Anémone encroûtante jaune : identification et habitat
L’anémone encroûtante jaune, Parazoanthus axinellae, forme des nappes lumineuses sur les parois sombres de Méditerranée. En plongée, ses polypes jaune vif à orangé attirent l’œil dans les failles, sous les surplombs et le long des tombants peu éclairés.
Malgré son nom courant, il s’agit d’un cnidaire colonial. Chaque polype vit relié aux autres par une base commune qui s’étale sur la roche, parfois sur une éponge ou un autre support fixe.
Reconnaître l’anémone encroûtante jaune sous l’eau
Une colonie ressemble à un tapis ponctué de petits polypes dressés. Les individus portent une couronne de tentacules fins autour de la bouche et se rétractent lorsque le courant augmente, qu’un plongeur approche trop près ou que la lumière les gêne.
La couleur reste le premier repère : jaune franc, jaune orangé ou ocre selon l’éclairage et la profondeur. Sous une eau bleue et à distance, le jaune perd vite son éclat ; une lampe aide à confirmer l’observation sans éclairer la colonie trop longtemps.
| Critère | Ce qu’il faut observer |
|---|---|
| Organisation | Colonie dense de nombreux petits polypes reliés |
| Couleur | Jaune vif à orangé |
| Support | Roche, paroi verticale, plafond, parfois organismes fixés |
| Milieu | Zones ombragées, peu exposées aux dépôts de sable |
| Réaction | Polypes rétractiles au contact ou lors d’une perturbation |
Où vit Parazoanthus axinellae ?
Cette espèce recherche les secteurs sciaphiles, c’est-à-dire pauvres en lumière. Elle est fréquente sur les tombants verticaux, à l’entrée des grottes, sous les blocs et dans les fissures où la faune benthique trouve un support stable.
L’ensablement lui convient mal. Une paroi balayée par un courant modéré peut rester propre et offrir les particules dont les polypes se nourrissent, tandis qu’un fond où les sédiments se déposent durablement abrite moins volontiers de belles colonies.
La profondeur varie avec la clarté de l’eau, l’orientation de la paroi et le relief. On peut en voir dès les premiers mètres dans une zone très ombragée, puis plus bas sur un tombant ; la visibilité et les conditions locales comptent davantage qu’un chiffre isolé.

Confusions possibles avec d’autres espèces jaunes
Le terme anemone jaune, sans accent, revient souvent dans les carnets d’observation et les recherches en ligne.
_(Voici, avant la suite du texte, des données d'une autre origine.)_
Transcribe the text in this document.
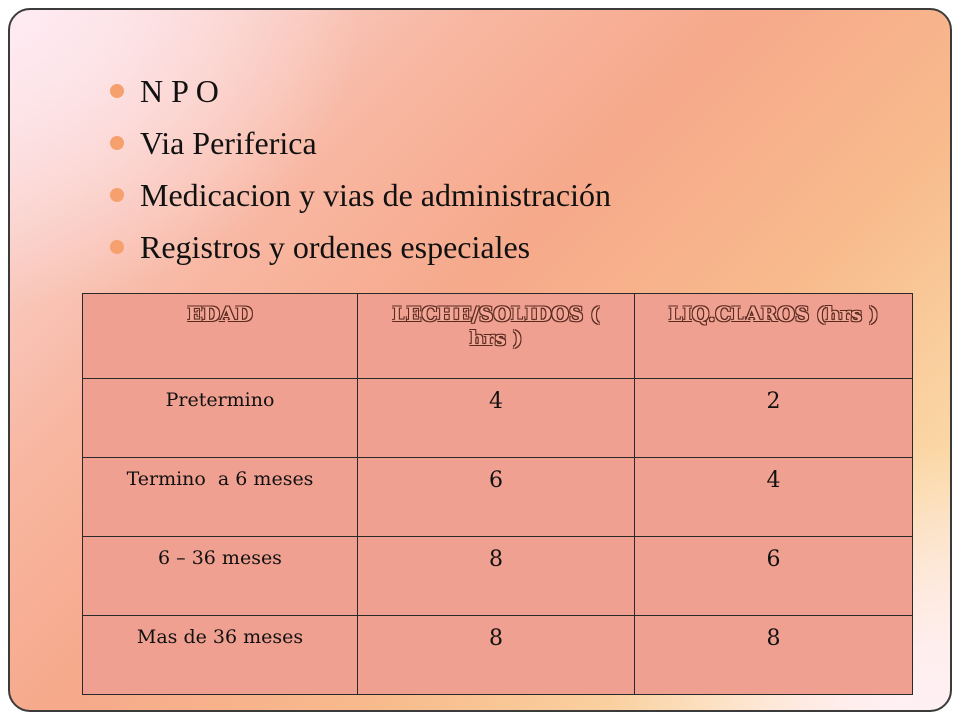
N P O
Via Periferica
Medicacion y vias de administración
Registros y ordenes especiales
EDAD	LECHE/SOLIDOS ( hrs )	LIQ.CLAROS (hrs )

Pretermino	4	2

Termino  a 6 meses	6	4

6 – 36 meses	8	6

Mas de 36 meses	8	8
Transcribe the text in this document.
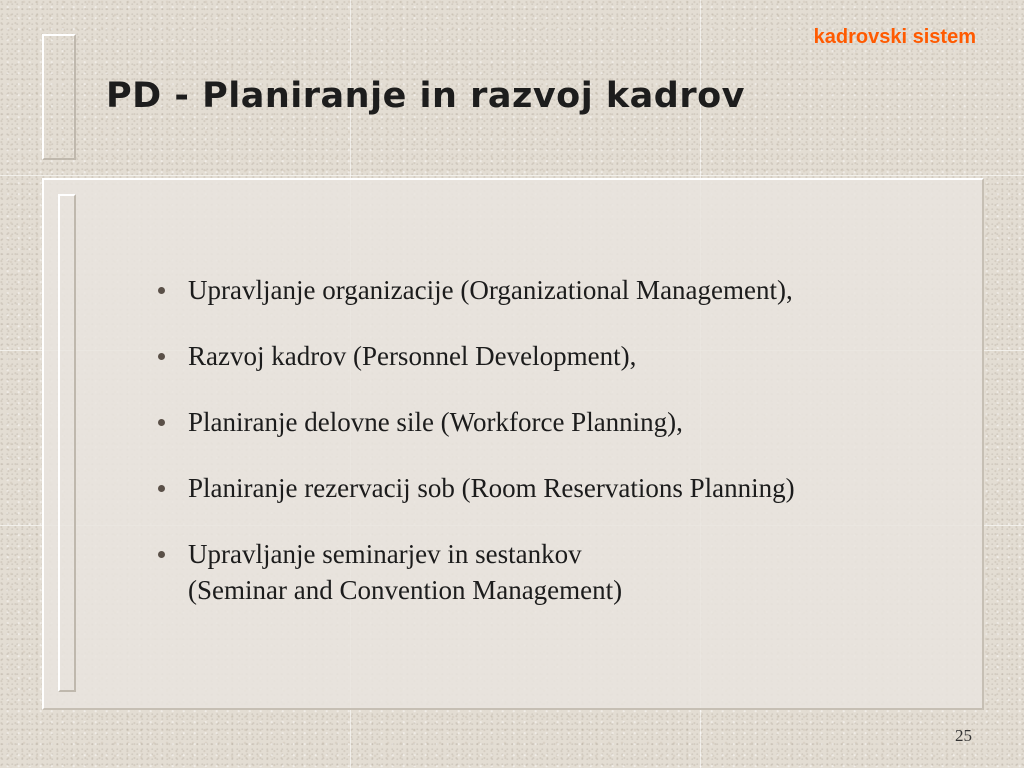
kadrovski sistem
PD - Planiranje in razvoj kadrov
Upravljanje organizacije (Organizational Management),
Razvoj kadrov (Personnel Development),
Planiranje delovne sile (Workforce Planning),
Planiranje rezervacij sob (Room Reservations Planning)
Upravljanje seminarjev in sestankov
(Seminar and Convention Management)
25
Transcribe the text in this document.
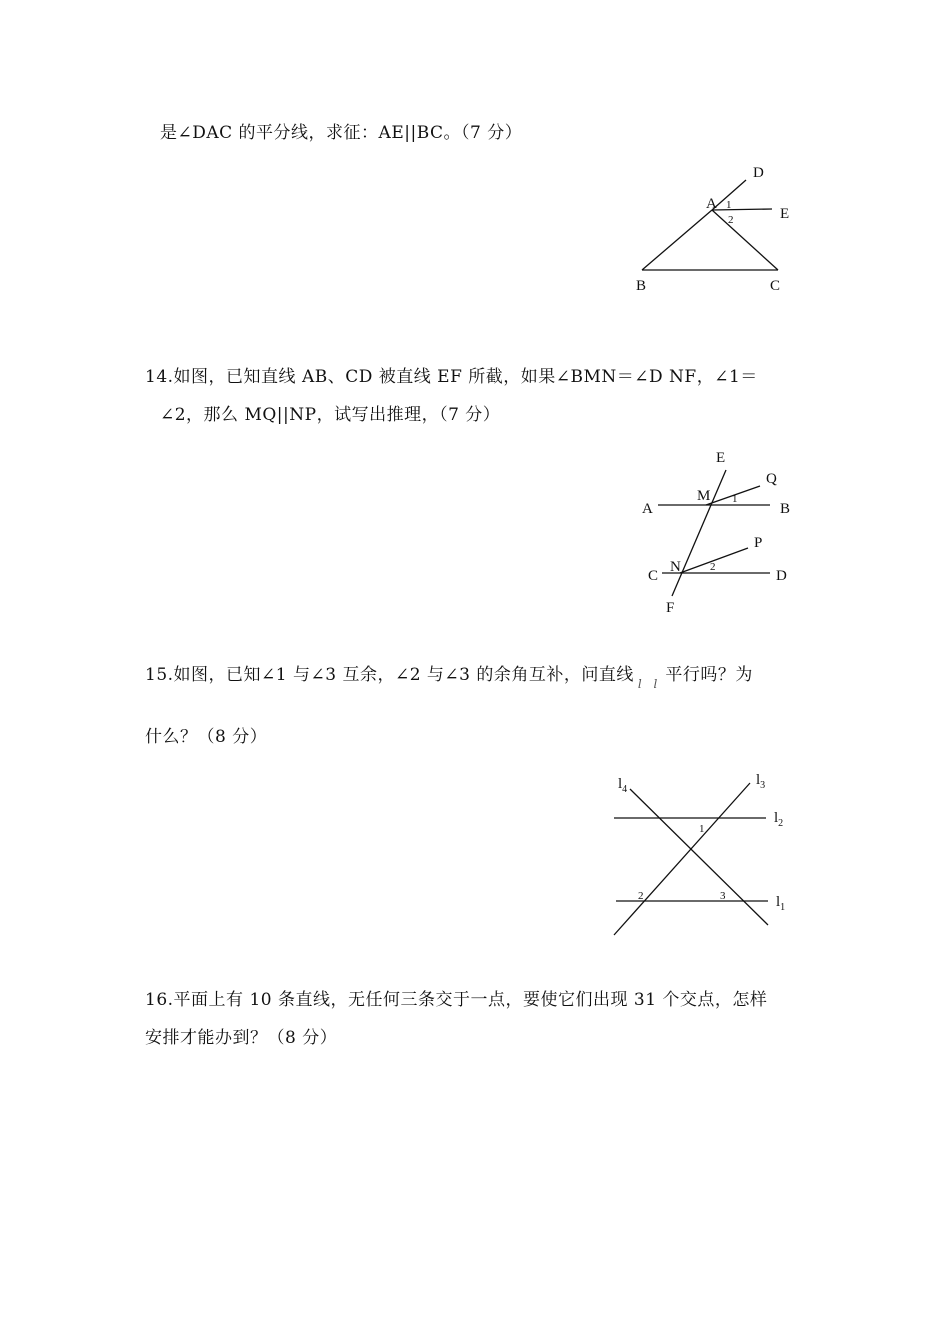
是∠DAC 的平分线，求征：AE||BC。（7 分）
D
A
E
1
2
B	C
14.如图，已知直线 AB、CD 被直线 EF 所截，如果∠BMN＝∠D NF，∠1＝
∠2，那么 MQ||NP，试写出推理，（7 分）
E
Q
A
M 1
B
P
C
N	2
D
F
15.如图，已知∠1 与∠3 互余，∠2 与∠3 的余角互补，问直线 l l 平行吗？为
什么？（8 分）
$l_4$
$l_3$
$l_2$
$l_1$
1
2	3
16.平面上有 10 条直线，无任何三条交于一点，要使它们出现 31 个交点，怎样
安排才能办到？（8 分）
Sous l’eau, il décrit parfois plusieurs organismes jaunes : la photo doit montrer la colonie entière, le support et les polypes ouverts pour permettre une identification prudente.
Parazoanthus gracilis peut prêter à confusion. Ses polypes paraissent souvent plus espacés et plus élancés ; l’aspect de la base, la disposition des individus et le milieu observé apportent des indices utiles, sans suffire toujours à une détermination sur une seule image.
Les mentions anemone jeune ou anémone jeune ne désignent pas une espèce reconnue. Une petite colonie peut être récente, mais sa taille dépend aussi de la croissance, du support et des conditions de courant ; l’âge ne se déduit pas d’une photographie.
Observer sans abîmer la colonie
Les anémones encroûtantes jaunes vivent sur des zones où le contrôle de la flottabilité devient essentiel. Gardez les palmes à distance de la paroi : un coup de palme soulève des sédiments, réduit la visibilité et peut recouvrir les polypes.
Sécurité et respect du milieu : ne touchez pas la colonie, ne vous accrochez pas au relief et évitez de pointer une lampe ou un flash à quelques centimètres des polypes. En grotte ou sous plafond, suivez le niveau requis et les consignes de l’encadrant.
- Stabilisez-vous avant de photographier.
- Cadrez sans poser la main sur le rocher.
- Notez la profondeur, l’orientation et le type de support.
- Observez aussi éponges, bryozoaires et gorgones voisins pour replacer la colonie dans son habitat.
Anémone encroûtante jaune : les repères à retenir
Une anémone encroûtante jaune se reconnaît par ses nombreux petits polypes reliés, sa teinte jaune à orangée et son goût pour les reliefs ombragés. Sa présence signale souvent une paroi riche en biodiversité méditerranéenne, où chaque déplacement mérite d’être lent et maîtrisé.
Pour une identification fiable, observez la structure de la colonie avant la couleur seule. Une approche calme protège cette faune fixée et laisse le temps de distinguer les détails qui font l’intérêt d’une immersion sur tombant.